BNY Mellon: China CBDC progress implications “huge”, but RoW wary

China is experimenting with a digital renminbi, the first time a major nation has piloted issuing a digital currency. The implications are huge, from enabling micro-targeted economic stimulus to transforming trade with the rising superpower.

In October 2020 as part of a controlled experiment, China’s central bank began creating money without any reported constraints and subsequently handed it out to random households in Shenzhen. Although the amounts received by households were small and the central bank did not have an explicit mandate for the exercise, the potential implications for a new form of targeted monetary policy were clear.

The People’s Bank of China (PBoC) distributed RMB10 million (around $1.6 million) through a lottery — except it was not distributed with helicopters and paper money: it was done digitally. Recipients had wallet apps at the ready on their mobile phones, primed to receive a central bank digital currency (CBDC). Fifteen hundred years after inventing the banknote, China is now attempting to take money truly into the digital age.

Perhaps alarmed or impressed by China’s test programs, central banks around the world have accelerated their own plans, from proofs of concept to pilots of their own. Outside of China, Sweden’s “e-krona” pilot is perhaps the most advanced. However, unlike China’s recent real-life experiment in Shenzhen, the Riksbank is only creating the e-krona in “an isolated test environment” and has explicitly stated that “there is currently no decision on issuing an e-krona.”

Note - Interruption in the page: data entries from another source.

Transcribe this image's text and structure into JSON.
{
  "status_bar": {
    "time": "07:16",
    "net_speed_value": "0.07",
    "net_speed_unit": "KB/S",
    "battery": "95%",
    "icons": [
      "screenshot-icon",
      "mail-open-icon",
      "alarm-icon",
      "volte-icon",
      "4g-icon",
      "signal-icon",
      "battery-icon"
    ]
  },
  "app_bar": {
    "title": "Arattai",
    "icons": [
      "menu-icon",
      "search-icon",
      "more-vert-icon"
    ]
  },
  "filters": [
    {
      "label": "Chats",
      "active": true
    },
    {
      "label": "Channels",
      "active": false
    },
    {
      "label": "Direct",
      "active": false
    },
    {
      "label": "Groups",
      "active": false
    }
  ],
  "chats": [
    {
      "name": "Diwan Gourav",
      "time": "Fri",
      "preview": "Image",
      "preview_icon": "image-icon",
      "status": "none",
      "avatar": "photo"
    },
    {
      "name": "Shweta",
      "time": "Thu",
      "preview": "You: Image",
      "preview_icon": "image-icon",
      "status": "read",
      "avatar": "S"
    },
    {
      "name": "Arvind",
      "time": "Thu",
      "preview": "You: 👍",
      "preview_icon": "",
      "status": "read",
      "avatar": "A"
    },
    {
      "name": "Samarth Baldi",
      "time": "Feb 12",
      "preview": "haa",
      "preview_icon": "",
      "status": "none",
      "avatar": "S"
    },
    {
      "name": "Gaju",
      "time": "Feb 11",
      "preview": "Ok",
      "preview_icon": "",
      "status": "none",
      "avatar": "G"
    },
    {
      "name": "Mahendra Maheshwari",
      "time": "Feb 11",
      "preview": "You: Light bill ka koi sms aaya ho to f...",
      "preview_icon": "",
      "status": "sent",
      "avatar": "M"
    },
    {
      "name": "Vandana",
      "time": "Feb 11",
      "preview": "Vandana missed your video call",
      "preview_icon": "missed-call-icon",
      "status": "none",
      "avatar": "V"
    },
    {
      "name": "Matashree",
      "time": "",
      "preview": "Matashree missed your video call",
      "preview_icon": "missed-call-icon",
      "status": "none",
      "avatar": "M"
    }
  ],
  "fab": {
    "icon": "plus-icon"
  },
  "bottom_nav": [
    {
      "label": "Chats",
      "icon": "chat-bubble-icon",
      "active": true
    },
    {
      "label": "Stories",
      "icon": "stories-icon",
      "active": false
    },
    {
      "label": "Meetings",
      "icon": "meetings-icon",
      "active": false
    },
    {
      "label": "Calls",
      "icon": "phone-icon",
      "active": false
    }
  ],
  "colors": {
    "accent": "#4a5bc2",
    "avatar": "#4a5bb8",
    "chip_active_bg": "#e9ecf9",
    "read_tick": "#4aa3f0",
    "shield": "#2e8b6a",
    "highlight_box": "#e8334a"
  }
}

China may only be taking baby steps, but the rest of the world is not entirely sold on the concept, and no country has come close to China’s willingness to actually launch the currency itself into the wider economy. In October 2020, the Bank for International Settlements joined the European Central Bank and the central banks of Canada, Japan, Sweden, Switzerland, the UK and the US to issue the first report setting out the “foundational principles and core features” of CBDCs.

It is worth noting that despite the radical advances the PBoC has made in this field, China does not appear once in the 26-page report — not even in the references. Striving for interoperability and common standards is in the world’s interest, yet prospects for deeper cooperation appear limited as de-globalization and decoupling continues apace.